ボルタ電池では外部回路につながなくても内部で化学反応が進むことがある電池だ。この反応によって少しずつ電極材料が消耗し、エネルギーが失われていく現象が起こる。これが自己放電と呼ばれる現象である。

ボルタ電池で自己放電が起きる理由:つながなくても反応が進むため

ボルタ電池は、導線でつないだときに電気が流れます。
でも実は、回路をつないでいなくても、中では少しずつ反応が進んでしまうことがあるんです。


これを自己放電(じこほうでん)といいます。
「えっ、つないでないのに?」と思いますよね。でも金属と電解液がそろっているかぎり、反応はゼロにはならないのです。その仕組みを順番に見ていきましょう。



回路をつないでいないのになぜ反応が始まるの?

ボルタ電池では、亜鉛が電子を出すことで反応が始まります。
通常は、その電子が外の回路を通って流れ、電流になります。


ところが、回路をつないでいなくても、亜鉛と電解液が直接ふれ合っていれば、表面で反応が起こることがあります。


回路をつながなくても、亜鉛と電解液があれば化学反応は進んでしまうのです。


電子の行き場はどこ?

導線がなければ、電子は遠くへは流れません。
でも金属の表面のすぐ近くで、水素イオンなどが電子を受け取ることがあります。


つまり、外に取り出せないだけで、内部では反応が少しずつ進んでいるということなんですね。


──これが自己放電の始まりです。


回路をつながなくても、金属と電解液があれば反応は進みます!


亜鉛と電解液が直接ふれ合うとどうなる?

亜鉛は電子を出しやすい金属です。
電解液の中に水素イオンがあれば、亜鉛は次のように変化します。


Zn → Zn²⁺ + 2e⁻


亜鉛が電子を出し、水素イオンがそれを受け取ることで、水素が発生します。


小さな反応が続く

回路をつないでいないので、大きな電流は流れません。
それでも、表面で少しずつ亜鉛が溶け、水素が発生することがあります。


このとき、出てきたエネルギーは電気として使われず、ほとんどが熱などに変わってしまいます。
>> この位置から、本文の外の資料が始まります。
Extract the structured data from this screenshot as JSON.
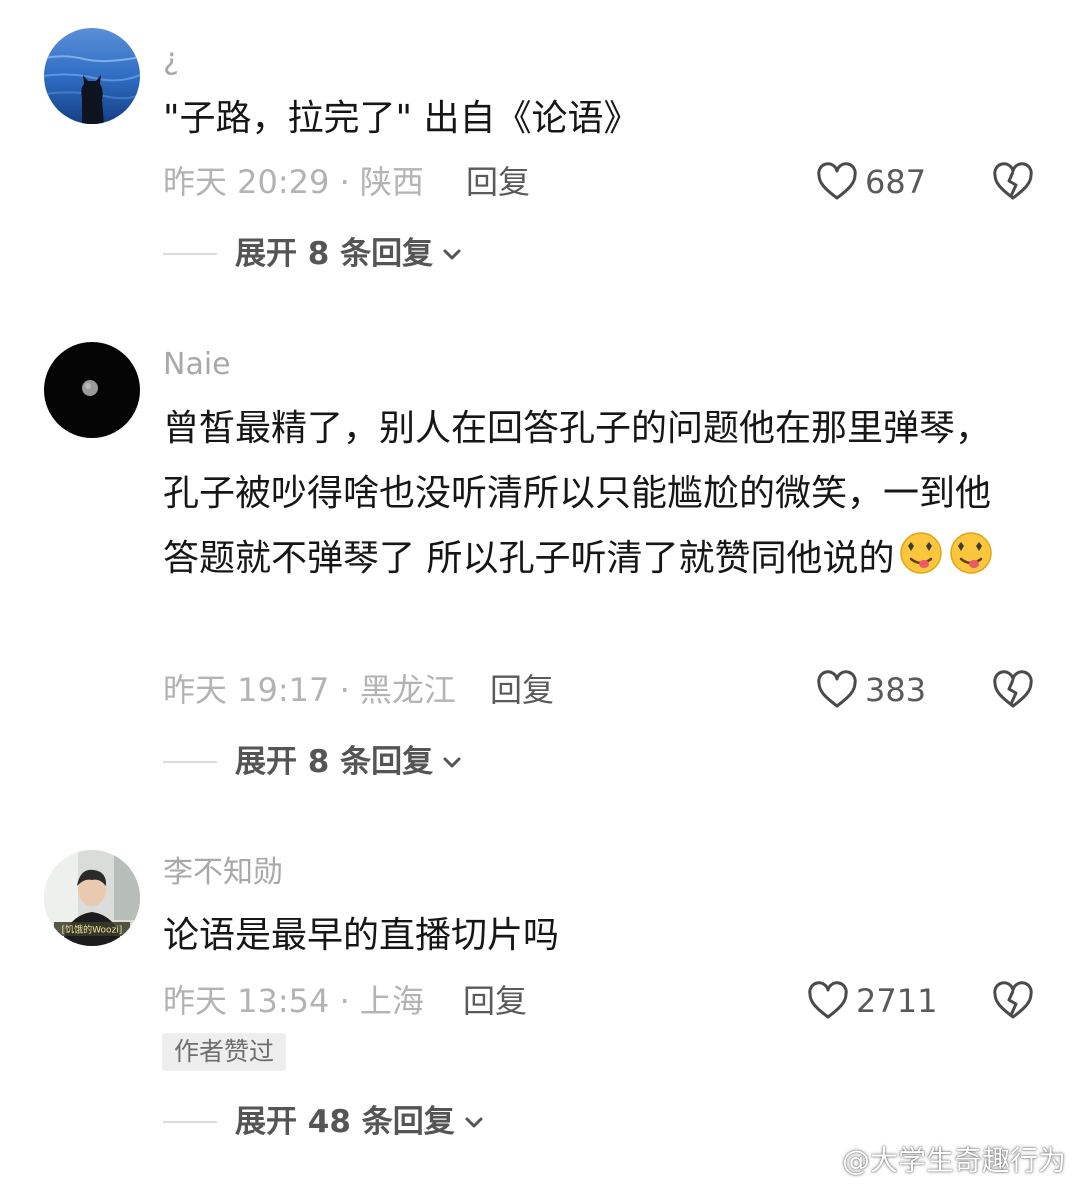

つまり、エネルギーがむだに消費されているわけです。


──これが、自己放電で電池が弱っていく理由なのですね。


亜鉛と電解液が直接反応し、エネルギーがむだに使われてしまいます!


自己放電が進むと電池はどう変わるの?

自己放電が続くと、何が起きるでしょうか。
まず、亜鉛が少しずつ減っていきます。そして電解液の状態も変わっていきます。


自己放電が進むと、使う前から電池のエネルギーが減ってしまうのです。


電圧の変化

亜鉛が減り、イオンの濃度が変わると、電池の電圧も変化します。
その結果、いざ回路をつないだときに、思ったより弱い電流しか流れないことがあります。


つまり、自己放電は「見えないうちに進む電池の消耗」といえるでしょう。


──だからこそ、電池は使わないときも条件を整えて保管することが大切なのです。


自己放電が進むと、電池のエネルギーが減ってしまいます!


 


ここまでで「ボルタ電池で自己放電が起きる理由」が整理できました。
ポイントは、回路をつながなくても進む化学反応です。


まとめると──


  1. 回路をつながなくても、亜鉛と電解液があれば反応は進む。
  2. その反応でエネルギーが電気として使われず消費される。
  3. 結果として電池のエネルギーが減り、性能が落ちる。


──以上3点が、自己放電の仕組みです。


電池はスイッチを入れたときだけ動くわけではありません。材料がそろっているかぎり、わずかながら反応は進み続けるのです。この性質を理解すると、電池の扱い方や保管の大切さも見えてきますね。ということになるのですね。